Change of name Made in the USA will require the stockholders to rebrand the garment that reflects the new location and maintain the huge following. By so doing, the company will attract more following and enjoy the prestige that comes with it. Eventually, the company will enjoy the ever-rising profitability.
Recommendations to the employer
The proprietor of the garment manufacturing company should see the new location as an opportunity to save tens of millions valued in dollars while growing the business empire to new locations. It is an opportunity worth embraces since higher profitability is realized more with extended market share. Even in the new location, the garment manufacturer will need to maintain the US market as her products are adored in the US. In fact, her products are considered a cult in the home country of the US.
In the process of profit optimization, ethical business practices must be upheld with utmost at all times.
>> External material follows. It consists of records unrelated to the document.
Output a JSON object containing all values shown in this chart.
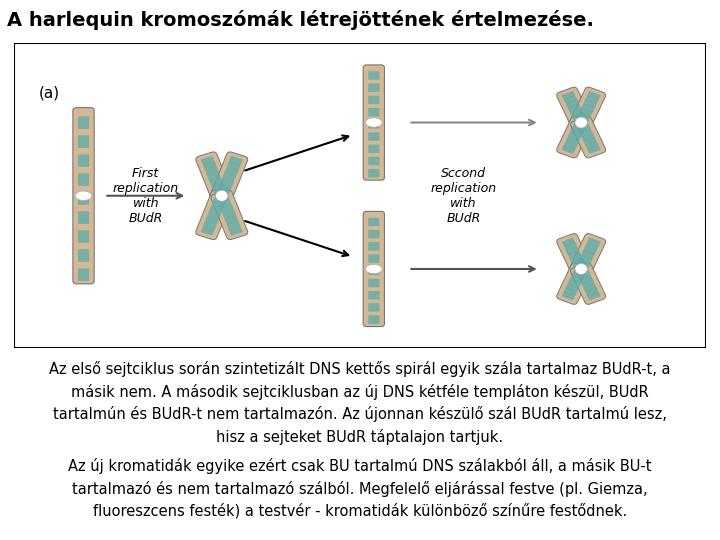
{
  "title": "A harlequin kromoszómák létrejöttének értelmezése.",
  "title_bg": "#ffff00",
  "title_color": "#000000",
  "title_fontsize": 14,
  "fig_bg": "#ffffff",
  "panel_bg": "#ffffff",
  "panel_border": "#000000",
  "label_a": "(a)",
  "first_replication_label": "First\nreplication\nwith\nBUdR",
  "second_replication_label": "Sccond\nreplication\nwith\nBUdR",
  "paragraph1": "Az első sejtciklus során szintetizált DNS kettős spirál egyik szála tartalmaz BUdR-t, a\nmásik nem. A második sejtciklusban az új DNS kétféle templáton készül, BUdR\ntartalmún és BUdR-t nem tartalmazón. Az újonnan készülő szál BUdR tartalmú lesz,\nhisz a sejteket BUdR táptalajon tartjuk.",
  "paragraph2": "Az új kromatidák egyike ezért csak BU tartalmú DNS szálakból áll, a másik BU-t\ntartalmazó és nem tartalmazó szálból. Megfelelő eljárással festve (pl. Giemza,\nfluoreszcens festék) a testvér - kromatidák különböző színűre festődnek.",
  "text_fontsize": 10.5,
  "arrow_color": "#555555",
  "chromo_teal": "#5aabaa",
  "chromo_tan": "#d4b896",
  "white_center": "#ffffff"
}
In this 21st century, consumers have become more and more aware of their rights and ethics. Any infringement will create conflicts that could taint the image of the business organization. It is, therefore, prudent to uphold business ethics and stakeholder management theory provisions in the day to day running of the businesses. Ethical organizations are those that put into their considerations the responsibilities they have towards all its stakeholders both internal and external to avoid long-term negative rewards (Trevino et al., 2014).
References
Mok, K. Y., Shen, G. Q., & Yang, J. (2015). Stakeholder management studies in mega construction projects: A review and future directions. International Journal of Project Management, 33(2), 446-457.
Korschun, D. (2015). Boundary-spanning employees and relationships with external stakeholders: A social identity approach. Academy of Management Review, 40(4), 611-629.
Mason, C., & Simmons, J. (2014). Embedding corporate social responsibility in corporate governance: A stakeholder systems approach. Journal of Business Ethics, 119(1), 77-86.
Trevino, L. K., den Nieuwenboer, N. A., & Kish-Gephart, J. J. (2014). (Un) ethical behavior in organizations. Annual Review of Psychology, 65, 635-660.